Makes reviewer reruns and diffs possible.

Dry-run production automation lane

tools/run_nonlinear_production_campaign.py is the dry-run-first launcher for a true nonlinear production lane. By default it does not run the solver; it writes production_campaign_manifest.json and run_commands.sh with exact commands, timeouts, expected outputs, and claim boundaries:

python tools/run_nonlinear_production_campaign.py \
  --outdir outputs/campaigns/nonlinear_production_campaign \
  --dry-run

The manifest includes Rutherford duration planning/execution, a seeded double-Harris production-duration movie run, two convergence bundles, seed-QI, sheet-width plus aspect-ratio evidence, eta/Lundquist sweeps, fixed-scale movie gates, double-Harris validation promotion, Rutherford promotion, and a final --allow-production-claim refresh command. The double-Harris promotion command can only promote media to convergence-backed validation. Rutherford artifacts remain claim_level = "validation" unless the target duration completes, the promotion report passes with convergence/seed/movie/response evidence, and the final zero-step production-claim refresh succeeds.

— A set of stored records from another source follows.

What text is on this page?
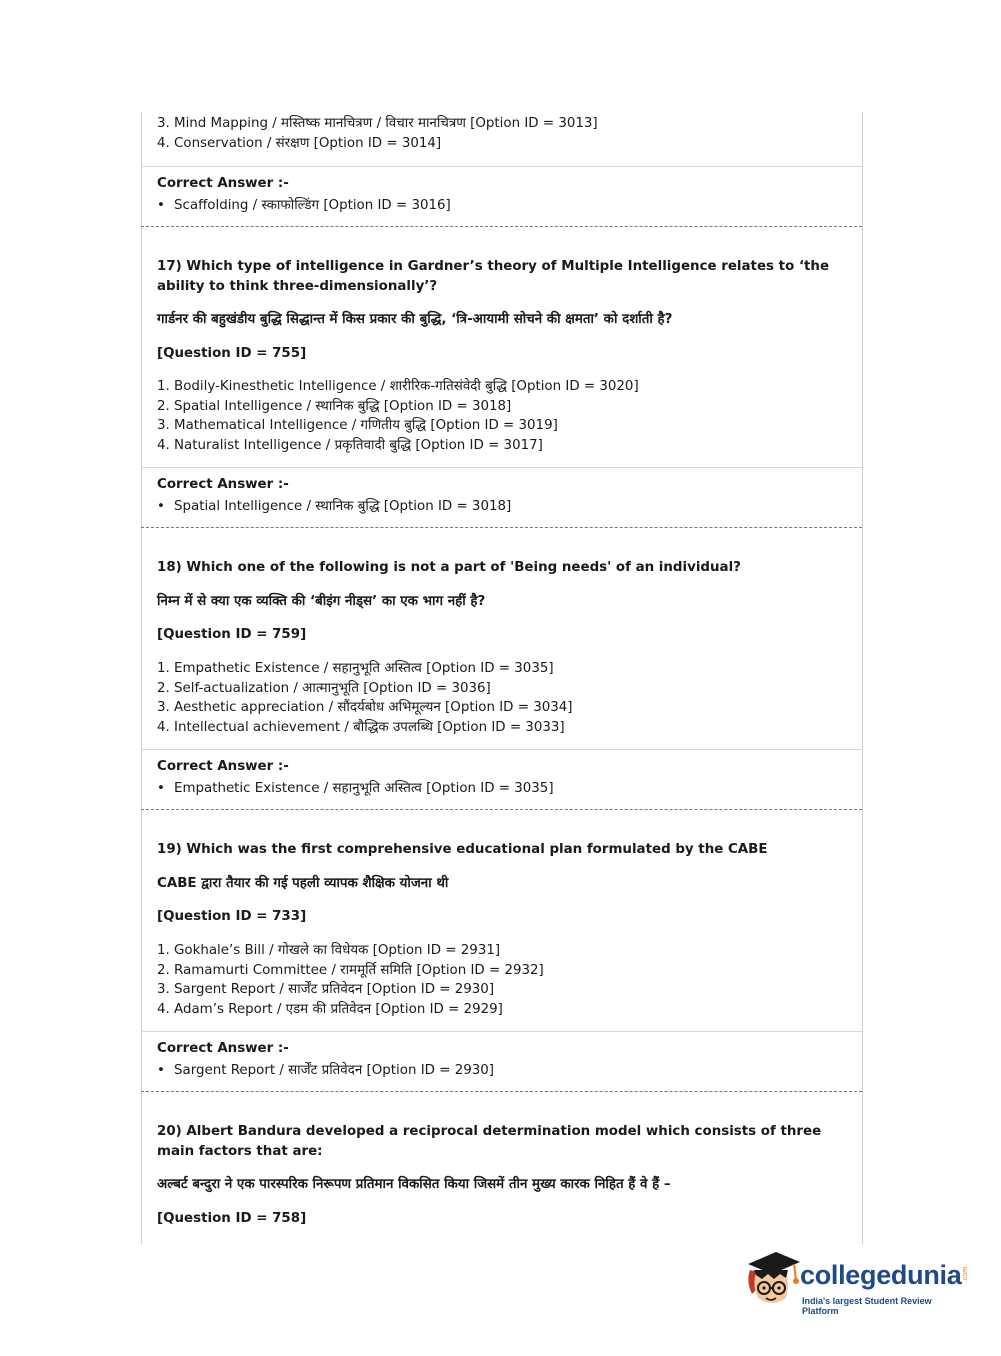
3. Mind Mapping / मस्तिष्क मानचित्रण / विचार मानचित्रण [Option ID = 3013]
4. Conservation / संरक्षण [Option ID = 3014]
Correct Answer :-
• Scaffolding / स्काफोल्डिंग [Option ID = 3016]
17) Which type of intelligence in Gardner’s theory of Multiple Intelligence relates to ‘the ability to think three-dimensionally’?
गार्डनर की बहुखंडीय बुद्धि सिद्धान्त में किस प्रकार की बुद्धि, ‘त्रि-आयामी सोचने की क्षमता’ को दर्शाती है?
[Question ID = 755]
1. Bodily-Kinesthetic Intelligence / शारीरिक-गतिसंवेदी बुद्धि [Option ID = 3020]
2. Spatial Intelligence / स्थानिक बुद्धि [Option ID = 3018]
3. Mathematical Intelligence / गणितीय बुद्धि [Option ID = 3019]
4. Naturalist Intelligence / प्रकृतिवादी बुद्धि [Option ID = 3017]
Correct Answer :-
• Spatial Intelligence / स्थानिक बुद्धि [Option ID = 3018]
18) Which one of the following is not a part of 'Being needs' of an individual?
निम्न में से क्या एक व्यक्ति की ‘बीइंग नीड्स’ का एक भाग नहीं है?
[Question ID = 759]
1. Empathetic Existence / सहानुभूति अस्तित्व [Option ID = 3035]
2. Self-actualization / आत्मानुभूति [Option ID = 3036]
3. Aesthetic appreciation / सौंदर्यबोध अभिमूल्यन [Option ID = 3034]
4. Intellectual achievement / बौद्धिक उपलब्धि [Option ID = 3033]
Correct Answer :-
• Empathetic Existence / सहानुभूति अस्तित्व [Option ID = 3035]
19) Which was the first comprehensive educational plan formulated by the CABE
CABE द्वारा तैयार की गई पहली व्यापक शैक्षिक योजना थी
[Question ID = 733]
1. Gokhale’s Bill / गोखले का विधेयक [Option ID = 2931]
2. Ramamurti Committee / राममूर्ति समिति [Option ID = 2932]
3. Sargent Report / सार्जेंट प्रतिवेदन [Option ID = 2930]
4. Adam’s Report / एडम की प्रतिवेदन [Option ID = 2929]
Correct Answer :-
• Sargent Report / सार्जेंट प्रतिवेदन [Option ID = 2930]
20) Albert Bandura developed a reciprocal determination model which consists of three main factors that are:
अल्बर्ट बन्दुरा ने एक पारस्परिक निरूपण प्रतिमान विकसित किया जिसमें तीन मुख्य कारक निहित हैं वे हैं –
[Question ID = 758]
collegedunia .com
India's largest Student Review Platform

By default the campaign fits the early growth rate only through the larger of three saved samples or two declared Harris e-folding times, fit_stop = min(t_end, max(3*save_interval, 2/gamma)). This keeps the growth fit out of nonlinear saturation for bounded GPU campaigns. Use --fit-stop when a case-specific linear window is known from an eigenmode or pilot run. When --save-interval is omitted, the convergence and sweep stages inherit the long-run saved-frame cadence, save_interval = save_every*dt, so the default campaign uses the same physical sampling cadence across long-run and auxiliary gates. The seed-QI command also receives the same --save-every stride; this keeps long seed ensembles from storing every RK4 step on GPU.

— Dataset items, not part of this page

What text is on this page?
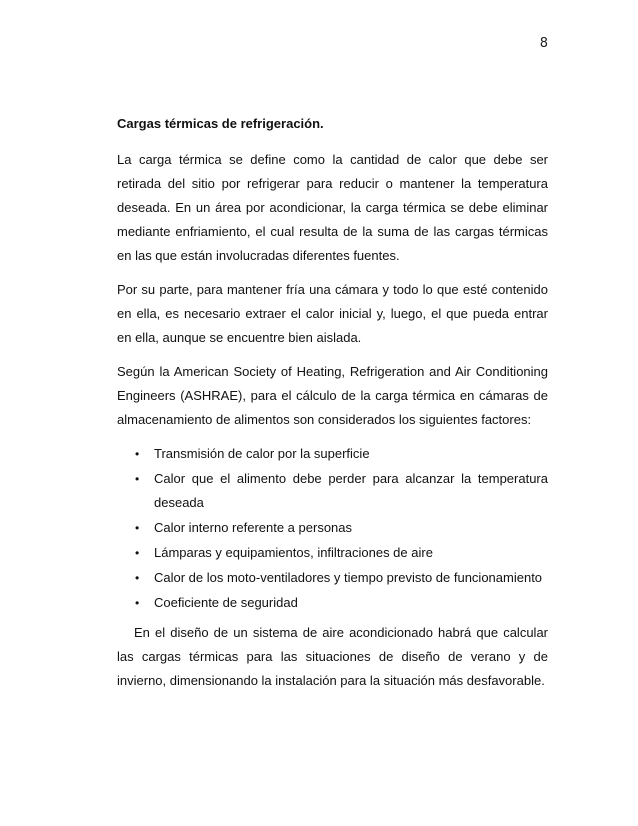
8
Cargas térmicas de refrigeración.

La carga térmica se define como la cantidad de calor que debe ser retirada del sitio por refrigerar para reducir o mantener la temperatura deseada. En un área por acondicionar, la carga térmica se debe eliminar mediante enfriamiento, el cual resulta de la suma de las cargas térmicas en las que están involucradas diferentes fuentes.

Por su parte, para mantener fría una cámara y todo lo que esté contenido en ella, es necesario extraer el calor inicial y, luego, el que pueda entrar en ella, aunque se encuentre bien aislada.

Según la American Society of Heating, Refrigeration and Air Conditioning Engineers (ASHRAE), para el cálculo de la carga térmica en cámaras de almacenamiento de alimentos son considerados los siguientes factores:

• Transmisión de calor por la superficie
• Calor que el alimento debe perder para alcanzar la temperatura deseada
• Calor interno referente a personas
• Lámparas y equipamientos, infiltraciones de aire
• Calor de los moto-ventiladores y tiempo previsto de funcionamiento
• Coeficiente de seguridad

En el diseño de un sistema de aire acondicionado habrá que calcular las cargas térmicas para las situaciones de diseño de verano y de invierno, dimensionando la instalación para la situación más desfavorable.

Execution is intentionally opt-in and bounded per command:

python tools/run_nonlinear_production_campaign.py \
  --outdir outputs/campaigns/nonlinear_production_campaign \
  --execute \
  --timeout-seconds 43200 \
  --gate-timeout-seconds 1800

Use the generated shell script only when an external scheduler owns walltime. The Python --execute path enforces portable subprocess timeouts and updates the manifest with pass/fail/timeout records after each command.

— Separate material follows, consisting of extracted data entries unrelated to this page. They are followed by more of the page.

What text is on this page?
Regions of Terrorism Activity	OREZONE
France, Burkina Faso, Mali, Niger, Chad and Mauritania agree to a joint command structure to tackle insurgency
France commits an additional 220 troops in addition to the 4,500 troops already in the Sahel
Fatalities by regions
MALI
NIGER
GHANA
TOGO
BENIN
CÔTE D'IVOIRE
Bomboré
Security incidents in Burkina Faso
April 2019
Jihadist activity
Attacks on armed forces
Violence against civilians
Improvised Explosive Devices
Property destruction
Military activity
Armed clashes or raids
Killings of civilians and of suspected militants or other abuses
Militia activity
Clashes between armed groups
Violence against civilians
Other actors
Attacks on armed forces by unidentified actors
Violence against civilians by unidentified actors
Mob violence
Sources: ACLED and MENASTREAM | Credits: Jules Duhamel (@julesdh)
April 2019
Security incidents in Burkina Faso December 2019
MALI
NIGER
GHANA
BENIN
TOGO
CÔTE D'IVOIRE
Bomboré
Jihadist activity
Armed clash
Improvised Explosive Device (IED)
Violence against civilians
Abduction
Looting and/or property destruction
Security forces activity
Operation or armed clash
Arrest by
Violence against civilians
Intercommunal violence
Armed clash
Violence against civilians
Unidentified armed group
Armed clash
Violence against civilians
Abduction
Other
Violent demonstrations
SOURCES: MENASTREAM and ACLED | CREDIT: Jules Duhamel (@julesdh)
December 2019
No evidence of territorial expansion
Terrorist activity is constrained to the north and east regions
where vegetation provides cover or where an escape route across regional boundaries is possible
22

Proposed production directory

outputs/campaigns/rutherford_production/
  campaign_config.toml
  campaign_plan.json
  runbook.md
  job_array.json
  diagnostics.json
  validation.json
  production_history.npz
  resume_plan.json
  checkpoints/
    checkpoint_index.json
    state_step_*.npz
    step_*.json
  convergence/
    resolution_sweep/
    timestep_sweep/
  seed_qi/
  figures/
    production_histories.png
    current_sheet_aspect_ratio.png
    fixed_scale_flux_movie.gif
    fixed_scale_current_density_movie.gif
  promotion/
    promotion_readiness.json
    validation.json
    figures/promotion_matrix.png
    artifact_manifest.json
    manifest.json
  artifact_manifest.json
  manifest.json

This layout is now automated for chunked execution through mhx campaign rutherford-execute. The remaining hard boundary is not the executor itself; it is running enough chunks at production resolution, then attaching convergence sweeps, seed-QI checks, fixed-scale movies, and a passing promotion report before claiming a paper-grade nonlinear result.

Reviewer questions to answer before claiming production

  1. Which growth rate set the duration?

  2. How many e-folds were covered before nonlinear island tracking?

  3. Did island width show the expected algebraic phase after the linear phase?

  4. Did the energy budget remain closed over the full run?

  5. Did the result persist under resolution, time-step, and seed changes?

  6. Are flux/current movies plotted with fixed ranges?

  7. Are all files reproducible from the checked-in command sequence?

If the answer to any question is unknown, the result should remain a validation artifact, not a paper claim.